Islam, which is also an Abrahamic religion like Christianity, has not yet relented on this rule. If nikah has to be performed, the non-Muslim partner has to convert to Islam. If the parties to the marriage decide on a registered marriage, like the more educated and affluent do, the question of conversion does not arise. In that case, only ‘love’ remains — the jihad goes.
The accusation of a Muslim boy going out of his way to find a Hindu or Christian girl with the sole intention of augmenting the number of the faithful is ridiculous and outrageous. In a multi-religious and multi-caste society, as exists in all states of the Union, a few inter-religious or inter-caste marriages are bound to happen. Some young people of different religions or castes are going to be attracted to each other. It is time to accept that fact and bury ‘love jihad’, and dispense with laws to prevent or punish such marriages that Uttarakhand and some other BJP-ruled states have enacted or are in the process of enacting.

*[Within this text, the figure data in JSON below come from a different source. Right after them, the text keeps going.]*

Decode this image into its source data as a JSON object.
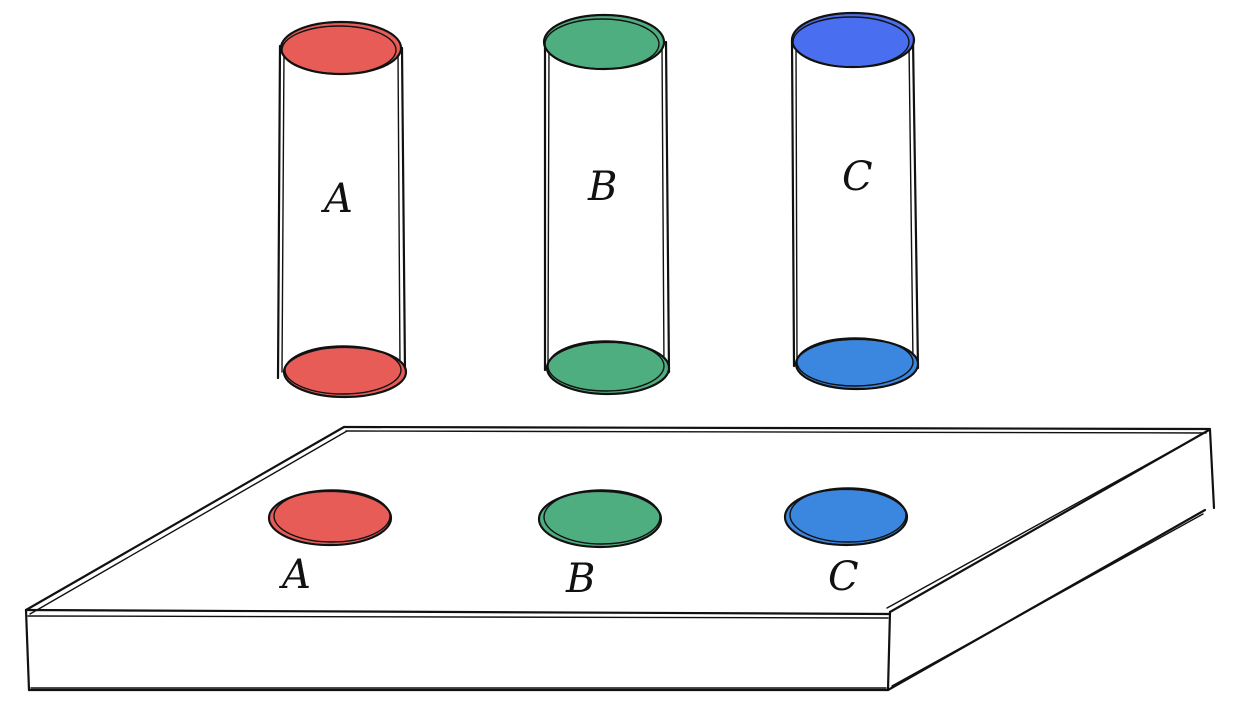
{
  "colors": {
    "red": "#e85c58",
    "green": "#4fae80",
    "blue_top": "#4a6ef0",
    "blue": "#3b87e0",
    "stroke": "#111111"
  },
  "cylinders": [
    {
      "label": "A",
      "top_color": "#e85c58",
      "bottom_color": "#e85c58"
    },
    {
      "label": "B",
      "top_color": "#4fae80",
      "bottom_color": "#4fae80"
    },
    {
      "label": "C",
      "top_color": "#4a6ef0",
      "bottom_color": "#3b87e0"
    }
  ],
  "board": {
    "holes": [
      {
        "label": "A",
        "color": "#e85c58"
      },
      {
        "label": "B",
        "color": "#4fae80"
      },
      {
        "label": "C",
        "color": "#3b87e0"
      }
    ]
  }
}
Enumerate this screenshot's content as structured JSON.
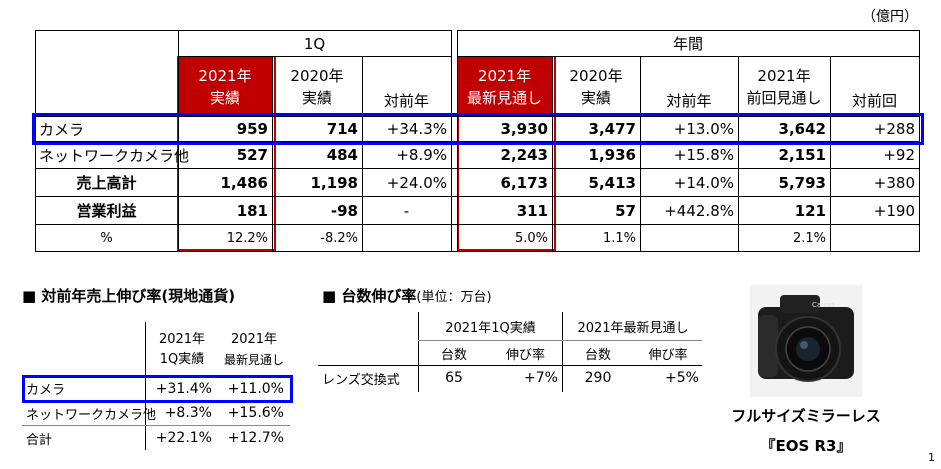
{
  "unit_label": "（億円）",
  "main_table": {
    "group_headers": {
      "q1": "1Q",
      "annual": "年間"
    },
    "col_headers": [
      {
        "line1": "2021年",
        "line2": "実績"
      },
      {
        "line1": "2020年",
        "line2": "実績"
      },
      {
        "line1": "",
        "line2": "対前年"
      },
      {
        "line1": "2021年",
        "line2": "最新見通し"
      },
      {
        "line1": "2020年",
        "line2": "実績"
      },
      {
        "line1": "",
        "line2": "対前年"
      },
      {
        "line1": "2021年",
        "line2": "前回見通し"
      },
      {
        "line1": "",
        "line2": "対前回"
      }
    ],
    "rows": [
      {
        "label": "カメラ",
        "cells": [
          "959",
          "714",
          "+34.3%",
          "3,930",
          "3,477",
          "+13.0%",
          "3,642",
          "+288"
        ]
      },
      {
        "label": "ネットワークカメラ他",
        "cells": [
          "527",
          "484",
          "+8.9%",
          "2,243",
          "1,936",
          "+15.8%",
          "2,151",
          "+92"
        ]
      },
      {
        "label": "売上高計",
        "cells": [
          "1,486",
          "1,198",
          "+24.0%",
          "6,173",
          "5,413",
          "+14.0%",
          "5,793",
          "+380"
        ]
      },
      {
        "label": "営業利益",
        "cells": [
          "181",
          "-98",
          "-",
          "311",
          "57",
          "+442.8%",
          "121",
          "+190"
        ]
      },
      {
        "label": "%",
        "cells": [
          "12.2%",
          "-8.2%",
          "",
          "5.0%",
          "1.1%",
          "",
          "2.1%",
          ""
        ]
      }
    ]
  },
  "growth_table": {
    "title": "■ 対前年売上伸び率(現地通貨)",
    "headers": [
      {
        "line1": "2021年",
        "line2": "1Q実績"
      },
      {
        "line1": "2021年",
        "line2": "最新見通し"
      }
    ],
    "rows": [
      {
        "label": "カメラ",
        "cells": [
          "+31.4%",
          "+11.0%"
        ]
      },
      {
        "label": "ネットワークカメラ他",
        "cells": [
          "+8.3%",
          "+15.6%"
        ]
      },
      {
        "label": "合計",
        "cells": [
          "+22.1%",
          "+12.7%"
        ]
      }
    ]
  },
  "units_table": {
    "title": "■ 台数伸び率",
    "title_note": "(単位：万台)",
    "group_headers": [
      "2021年1Q実績",
      "2021年最新見通し"
    ],
    "sub_headers": [
      "台数",
      "伸び率",
      "台数",
      "伸び率"
    ],
    "rows": [
      {
        "label": "レンズ交換式",
        "cells": [
          "65",
          "+7%",
          "290",
          "+5%"
        ]
      }
    ]
  },
  "product": {
    "caption_line1": "フルサイズミラーレス",
    "caption_line2": "『EOS R3』",
    "logo_text": "Canon"
  },
  "page_number": "1",
  "colors": {
    "highlight_red": "#c00000",
    "frame_blue": "#0000ff"
  }
}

In my immediate family and also in the families of some friends who have experienced inter-religious union, there has not been a single instance of conversion. The phenomenon affects the poorer sections of society, which are surprisingly more conservative in such matters. It is surprising that accusations of ‘love jihad’ are made only in their cases. Perhaps the solution lies in ensuring better standards of living for all, which is what our Prime Minister has promised, but that is not going to happen anytime soon.